Many rock bands claim folk influences. Žalvarinis is a folk metal band from Vilnius. Their music is typically very slow-paced with exclusively Lithuanian lyrics. Another folk-rock band Atalyja is worth mentioning in this context.

Annual rock music festivals include Mėnuo Juodaragis (summer festival of Baltic culture, alternative music, folk music and experimental music), Kunigunda Lunaria (gothic/darkwave/industrial festival in Vilnius); Naujas Kraujas (new bands' festival); Kilkim žaibu (Baltic folk, pagan and black metal festival); DevilStone (Extreme rock'n'roll).

==Labels==

===Zona===
The first independent record company of Lithuania, Zona, started its record label operations back in 1991, with Baltic releases of artists like Joy Division, Pixies, Cocteau Twins, Dead Can Dance, Sugarcubes and many other notable foreign acts. Zona's work with local performers included releases from the most famous Lithuanian rock bands Antis and BIX, Russian cult bands Va Bank and Avia, as well as several compilations of young Baltic and Eastern European alternative artists. Zona's full back catalogue features a total of over 80 releases and co-releases.

In the late 80s to early 90s, the company's head, Dovydas Bluvšteinas, made efforts to organize concerts in Vilnius by such alternative music icons as Sonic Youth, Sugarcubes, Pop Will Eat Itself, The Fall and many others. That contributed remarkably to the establishment of an interesting local alternative scene.
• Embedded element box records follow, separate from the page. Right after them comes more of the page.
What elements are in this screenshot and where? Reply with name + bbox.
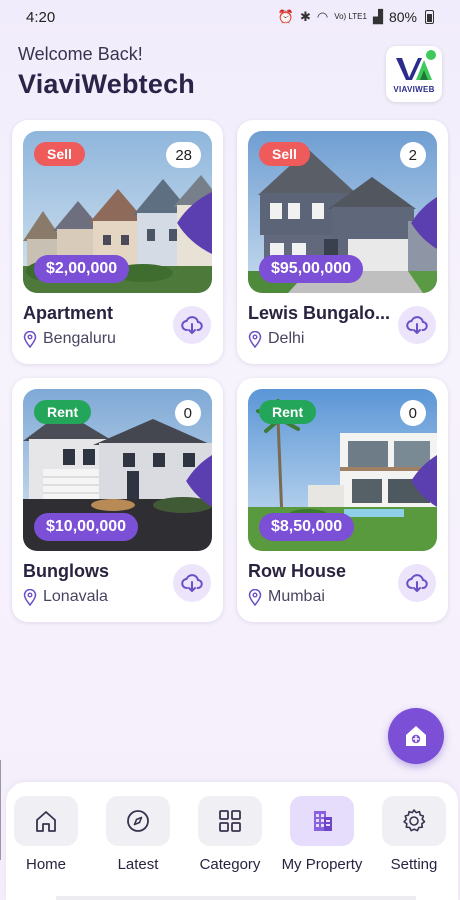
cloud-download-button[interactable] — [398, 564, 436, 602]
nav-icon-box — [382, 796, 446, 846]
location-text: Delhi — [268, 330, 305, 347]
battery-icon — [425, 10, 434, 24]
home-icon — [36, 811, 56, 832]
gear-icon — [403, 809, 426, 832]
eye-icon — [185, 454, 212, 508]
brand-title: ViaviWebtech — [18, 69, 195, 99]
nav-label: Latest — [117, 856, 159, 873]
property-card[interactable]: Sell 28 $2,00,000 Apartment Bengaluru — [12, 120, 223, 364]
listing-type-badge: Rent — [34, 400, 92, 424]
add-home-icon — [406, 726, 426, 746]
location-text: Lonavala — [43, 588, 108, 605]
property-card[interactable]: Rent 0 $10,00,000 Bunglows Lonavala — [12, 378, 223, 622]
compass-icon — [127, 810, 149, 832]
status-bar: 4:20 ⏰ ✱ ◠ Vo) LTE1 ▟ 80% — [0, 0, 460, 34]
cloud-download-icon — [181, 316, 203, 334]
location-pin-icon — [248, 588, 262, 606]
home-indicator — [56, 896, 416, 900]
alarm-icon: ⏰ — [277, 9, 294, 24]
battery-percent: 80% — [388, 9, 417, 25]
view-count: 28 — [166, 142, 212, 254]
brand-logo[interactable]: VIAVIWEB — [386, 46, 442, 102]
view-count: 0 — [399, 400, 437, 508]
cloud-download-button[interactable] — [173, 306, 211, 344]
property-grid: Sell 28 $2,00,000 Apartment Bengaluru Se… — [12, 120, 448, 622]
nav-item-latest[interactable]: Latest — [92, 796, 184, 873]
nav-icon-box — [14, 796, 78, 846]
location-pin-icon — [23, 588, 37, 606]
bluetooth-icon: ✱ — [299, 9, 311, 24]
cloud-download-icon — [406, 574, 428, 592]
add-property-button[interactable] — [388, 708, 444, 764]
price-tag: $8,50,000 — [259, 513, 355, 541]
status-time: 4:20 — [26, 8, 56, 26]
location-pin-icon — [248, 330, 262, 348]
nav-icon-box-active — [290, 796, 354, 846]
cloud-download-button[interactable] — [173, 564, 211, 602]
status-icons: ⏰ ✱ ◠ Vo) LTE1 ▟ 80% — [278, 9, 434, 25]
bottom-nav: Home Latest Category My Property Setting — [6, 782, 458, 900]
price-tag: $2,00,000 — [34, 255, 130, 283]
welcome-text: Welcome Back! — [18, 44, 143, 64]
nav-icon-box — [198, 796, 262, 846]
nav-item-category[interactable]: Category — [184, 796, 276, 873]
cloud-download-icon — [406, 316, 428, 334]
property-card[interactable]: Rent 0 $8,50,000 Row House Mumbai — [237, 378, 448, 622]
property-photo: Rent 0 $8,50,000 — [248, 389, 437, 551]
nav-item-setting[interactable]: Setting — [368, 796, 460, 873]
nav-label: My Property — [281, 856, 363, 873]
cloud-download-icon — [181, 574, 203, 592]
view-count: 2 — [399, 142, 437, 250]
location-pin-icon — [23, 330, 37, 348]
property-card[interactable]: Sell 2 $95,00,000 Lewis Bungalo... Delhi — [237, 120, 448, 364]
wifi-icon: ◠ — [316, 9, 329, 24]
nav-label: Category — [199, 856, 261, 873]
logo-dot — [426, 50, 436, 60]
location-text: Bengaluru — [43, 330, 116, 347]
logo-text: VIAVIWEB — [393, 85, 435, 94]
listing-type-badge: Sell — [259, 142, 310, 166]
header: Welcome Back! ViaviWebtech VIAVIWEB — [18, 44, 442, 108]
network-label: Vo) LTE1 — [334, 12, 367, 21]
property-title: Bunglows — [23, 561, 109, 581]
nav-item-home[interactable]: Home — [0, 796, 92, 873]
nav-icon-box — [106, 796, 170, 846]
nav-label: Setting — [390, 856, 438, 873]
price-tag: $95,00,000 — [259, 255, 364, 283]
property-title: Row House — [248, 561, 347, 581]
building-icon — [314, 811, 332, 831]
property-photo: Sell 28 $2,00,000 — [23, 131, 212, 293]
property-title: Lewis Bungalo... — [248, 303, 391, 323]
view-count: 0 — [174, 400, 212, 508]
listing-type-badge: Rent — [259, 400, 317, 424]
eye-icon — [177, 192, 212, 254]
nav-item-my-property[interactable]: My Property — [276, 796, 368, 873]
property-photo: Sell 2 $95,00,000 — [248, 131, 437, 293]
property-title: Apartment — [23, 303, 114, 323]
signal-icon: ▟ — [372, 9, 383, 24]
eye-icon — [410, 196, 437, 250]
location-text: Mumbai — [268, 588, 325, 605]
price-tag: $10,00,000 — [34, 513, 139, 541]
nav-label: Home — [25, 856, 66, 873]
grid-icon — [219, 810, 241, 832]
cloud-download-button[interactable] — [398, 306, 436, 344]
property-photo: Rent 0 $10,00,000 — [23, 389, 212, 551]
eye-icon — [410, 454, 437, 508]
listing-type-badge: Sell — [34, 142, 85, 166]
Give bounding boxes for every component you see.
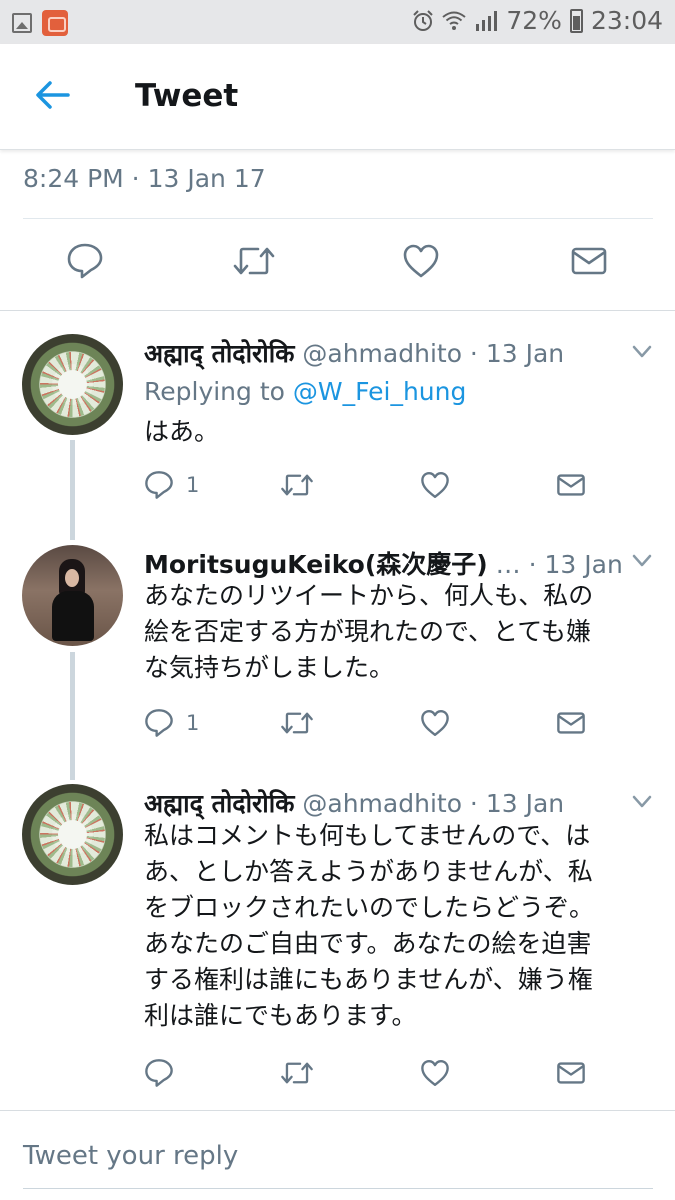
like-icon	[421, 1059, 449, 1087]
like-button[interactable]	[420, 708, 450, 738]
retweet-icon	[281, 474, 313, 496]
reply-action-bar: 1	[144, 708, 624, 742]
like-button[interactable]	[420, 470, 450, 500]
like-icon[interactable]	[402, 242, 440, 280]
like-button[interactable]	[420, 1058, 450, 1088]
avatar-face	[65, 569, 79, 587]
retweet-icon	[281, 1062, 313, 1084]
avatar[interactable]	[22, 334, 123, 435]
reply-meta: @ahmadhito · 13 Jan	[302, 789, 565, 818]
tweet-timestamp: 8:24 PM · 13 Jan 17	[23, 164, 266, 193]
like-icon	[421, 471, 449, 499]
replying-handle[interactable]: @W_Fei_hung	[293, 377, 466, 406]
thread-connector	[70, 440, 75, 540]
chevron-down-icon[interactable]	[632, 554, 652, 568]
reply-icon[interactable]	[66, 242, 104, 280]
reply-count: 1	[186, 473, 200, 497]
battery-icon	[569, 8, 583, 33]
like-icon	[421, 709, 449, 737]
divider	[23, 218, 653, 219]
signal-icon	[476, 10, 498, 31]
retweet-icon	[281, 712, 313, 734]
reply-composer-input[interactable]: Tweet your reply	[23, 1141, 238, 1171]
reply-meta: @ahmadhito · 13 Jan	[302, 339, 565, 368]
top-app-bar: Tweet	[0, 44, 675, 150]
composer-underline	[23, 1188, 653, 1189]
display-name[interactable]: अह्माद् तोदोरोकि	[144, 789, 294, 818]
reply-action-bar	[144, 1058, 624, 1092]
clock: 23:04	[590, 6, 663, 35]
reply-button[interactable]: 1	[144, 708, 199, 738]
replying-prefix: Replying to	[144, 377, 285, 406]
thread-connector	[70, 652, 75, 780]
message-button[interactable]	[556, 470, 586, 500]
battery-percent: 72%	[506, 6, 562, 35]
page-title: Tweet	[135, 78, 239, 114]
reply-icon	[145, 471, 173, 499]
reply-meta: … · 13 Jan	[495, 550, 623, 579]
reply-text: はあ。	[144, 417, 220, 446]
display-name[interactable]: अह्माद् तोदोरोकि	[144, 339, 294, 368]
gallery-icon	[12, 13, 32, 33]
message-icon	[557, 712, 585, 734]
reply-action-bar: 1	[144, 470, 624, 504]
reply-header: अह्माद् तोदोरोकि @ahmadhito · 13 Jan	[144, 336, 564, 370]
reply-header: अह्माद् तोदोरोकि @ahmadhito · 13 Jan	[144, 786, 564, 820]
section-divider	[0, 310, 675, 311]
reply-button[interactable]: 1	[144, 470, 199, 500]
reply-count: 1	[186, 711, 200, 735]
composer-divider	[0, 1110, 675, 1111]
alarm-icon	[413, 9, 434, 31]
reply-icon	[145, 1059, 173, 1087]
reply-text: あなたのリツイートから、何人も、私の 絵を否定する方が現れたので、とても嫌 な気…	[144, 581, 594, 682]
chevron-down-icon[interactable]	[632, 345, 652, 359]
avatar[interactable]	[22, 545, 123, 646]
wifi-icon	[442, 11, 467, 30]
back-arrow-icon[interactable]	[34, 80, 70, 110]
tweet-action-bar	[0, 242, 675, 292]
retweet-button[interactable]	[280, 470, 314, 500]
avatar[interactable]	[22, 784, 123, 885]
reply-icon	[145, 709, 173, 737]
reply-header: MoritsuguKeiko(森次慶子) … · 13 Jan	[144, 545, 623, 581]
chevron-down-icon[interactable]	[632, 795, 652, 809]
message-icon	[557, 1062, 585, 1084]
retweet-button[interactable]	[280, 708, 314, 738]
message-icon[interactable]	[570, 242, 608, 280]
message-button[interactable]	[556, 1058, 586, 1088]
message-icon	[557, 474, 585, 496]
reply-button[interactable]	[144, 1058, 174, 1088]
display-name[interactable]: MoritsuguKeiko(森次慶子)	[144, 550, 488, 579]
message-button[interactable]	[556, 708, 586, 738]
retweet-icon[interactable]	[232, 242, 276, 280]
reply-text: 私はコメントも何もしてませんので、は あ、としか答えようがありませんが、私 をブ…	[144, 821, 595, 1030]
replying-to: Replying to @W_Fei_hung	[144, 377, 466, 406]
status-bar: 72% 23:04	[0, 0, 675, 44]
camera-app-icon	[42, 10, 68, 36]
retweet-button[interactable]	[280, 1058, 314, 1088]
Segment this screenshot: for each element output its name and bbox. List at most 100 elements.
Zona's efforts were finally recognized and rewarded in early 2006 with the 'Life-time award' by the annual local music awards Radiocentro Apdovanojimai.

===Koja===
Koja Records Group is one of the oldest and biggest record companies in Lithuania. Originally it was founded in 1995 as a dance music label. Early on, the company focused not only on their local repertoire, but also on international licensing in Lithuania and other former Soviet territories. In 1998 Koja Records Group decided to exert all of its efforts on finding and developing local artists. Alongside this, the label has broadened to become a pop/dance-music record company.